Some of Lyson's research interests are focused around his field work in the Late Cretaceous Hell Creek Formation of southwestern North Dakota. He is currently working on two sites from this area: a large population of baenid turtles from a single locality and an exceptionally well-preserved hadrosaur dinosaur. Lyson is interested in the intraspecies variation found in baenid turtles and how this influences the interrelationships of the clade. Ultimately he plans to integrate this research with a more broad scale phylogenetic analysis of the transition of all turtle groups across the K/T boundary to determine the pattern of survival and extinction around this boundary. Lyson is also interested in soft tissue preservation found in dinosaurs. He plans to work on the recently collected hadrosaur dinosaur that has most of its integument preserved to determine how the soft tissue was preserved.

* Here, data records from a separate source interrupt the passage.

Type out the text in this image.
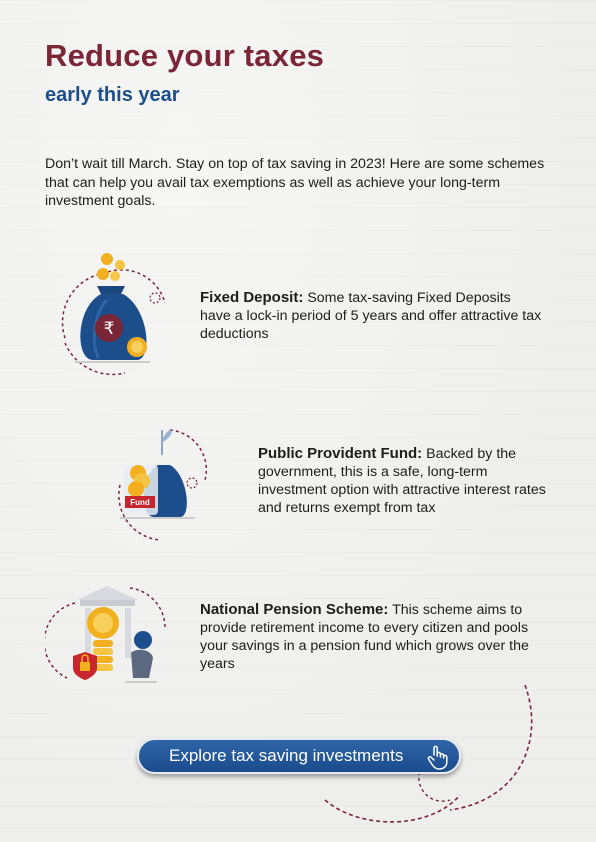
Reduce your taxes
early this year

Don’t wait till March. Stay on top of tax saving in 2023! Here are some schemes that can help you avail tax exemptions as well as achieve your long-term investment goals.

₹
Fixed Deposit: Some tax-saving Fixed Deposits have a lock-in period of 5 years and offer attractive tax deductions
Fund
Public Provident Fund: Backed by the government, this is a safe, long-term investment option with attractive interest rates and returns exempt from tax
National Pension Scheme: This scheme aims to provide retirement income to every citizen and pools your savings in a pension fund which grows over the years
Explore tax saving investments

Lyson's work has been described in The Washington Post, The New York Times, and Good Morning America. He is also the co-founder with Harold Hanks of the Marmarth Research Foundation, located in his hometown, which provides volunteers with hands-on field and laboratory work on fossils.

In 2015 Lyson appeared, as a paleontologist, in the PBS documentary film, Making North America. His quest to discover why mammals became predominant after the extinction of the dinosaurs was the subject of the PBS "Nova" series film, Rise of the Mammals. The film recounts how he and a colleague searched for mammal fossils in Colorado but found very few. Then he examined a fossil found years before by Sharon Milito, a volunteer with the Denver Museum of Nature and Science and catalogued in the museum's collection. The specimen mammal palate was found above the Cretaceous–Paleogene boundary at Corral Bluffs, Colorado, indicating it followed the extinction of the dinosaurs, and was embedded in a concretion. Lyson and his colleagues decided to hunt for fossils embedded in concretions, and made unprecedented finds documenting the rise and early evolution of mammals.